Not knowing about the sale, we bred all of the females in November for April 1 kids. So now we will have to move with two ancient horses, two old fussy pet pigs and a herd of goats with two week old babies.
We have about 6 top quality bucklings for sale. Go to For Sale page for more info. Yearling bucklings are now $250, all eligible for registry, so that we don’t have to move them. Now is your chance. Some are top quality. One is a full brother to the one we are keeping as our next herd sire.
We also have one buckling that has a good pedigree, but did not grow out as we had hoped. If you need a 4H goat, or a pet, let us know and we can make a deal you won’t believe.
Lookout Mountain Growers is an organic, sustainable farm owned and operated by Harriet and Steve O’Rear. The farm is west of Cloudland, Ga., near Mentone, Al., atop beautiful Lookout Mountain. It is part of a privately owned wilderness area in a remote area rife with wildlife and mountain flora.
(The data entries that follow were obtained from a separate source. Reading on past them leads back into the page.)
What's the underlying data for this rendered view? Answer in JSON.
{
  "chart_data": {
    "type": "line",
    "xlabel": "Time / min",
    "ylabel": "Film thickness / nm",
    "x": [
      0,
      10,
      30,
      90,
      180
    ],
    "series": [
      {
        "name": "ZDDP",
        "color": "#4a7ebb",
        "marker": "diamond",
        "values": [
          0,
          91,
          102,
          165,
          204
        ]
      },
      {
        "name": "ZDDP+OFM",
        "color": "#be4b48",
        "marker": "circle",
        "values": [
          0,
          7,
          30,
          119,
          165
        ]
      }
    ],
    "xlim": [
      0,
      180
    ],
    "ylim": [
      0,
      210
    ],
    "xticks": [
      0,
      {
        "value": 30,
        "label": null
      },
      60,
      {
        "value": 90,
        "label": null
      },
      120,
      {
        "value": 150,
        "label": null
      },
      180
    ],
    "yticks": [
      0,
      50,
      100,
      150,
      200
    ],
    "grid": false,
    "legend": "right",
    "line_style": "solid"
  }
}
The air is clean and the water clear. For fifteen years, the primary product of LMG has been a herd of superior meat goats. Starting with boers, then trying our kikos, we soon found that myotonics are worm resistant, have good feet, take care of their babies and have the largest bone to meat ratio of any other breed. The are easy to manage and are smart. No more other breeds for us.
Myotonia is the condition that causes Fainting goats to stiffen and/or fall over when startled. This condition is caused by a combination of recessive genes. Fainting goats can show varying degrees of myotonia. When startled some will fall to the ground with their entire bodies perfectly stiff and rigid. Others will only stiffen in their limbs and not fall to the ground. The condition lasts for ten to fifteen seconds after which time the animal will rise and walk off stiff, still showing a noticeable degree of stiffness in their back limbs. After a short time this stiffness will disappear and they will walk and act like any other goat. This condition only affects their external muscles so while in a myotonic state the animal is fully conscious and aware of its surroundings. The condition is partly responsible for the muscling of the “fainting” goats.
Goat condition depends on available forage. Raising goats can be translated to “raising forage”. We spend a lot of time and effort creating and supplying an active soil food web that produces nutrient dense browse. Forage for goats is enhanced by our building up the soil: burning fields, adding organic compost made from manure and hay, spraying fish emulsion rich in minerals (probably the best thing we ever did) and planting legumes such as red clover, kobe lespedeza and vetch. We rotate goats from one area to another so that each plot has a rest period. We follow the rotation pattern with other species to cut down on the worm concentration. We read, learn and try to apply what we think will work. We grow, cut and feed our own hay. No chemical fertilizer. The process is ongoing.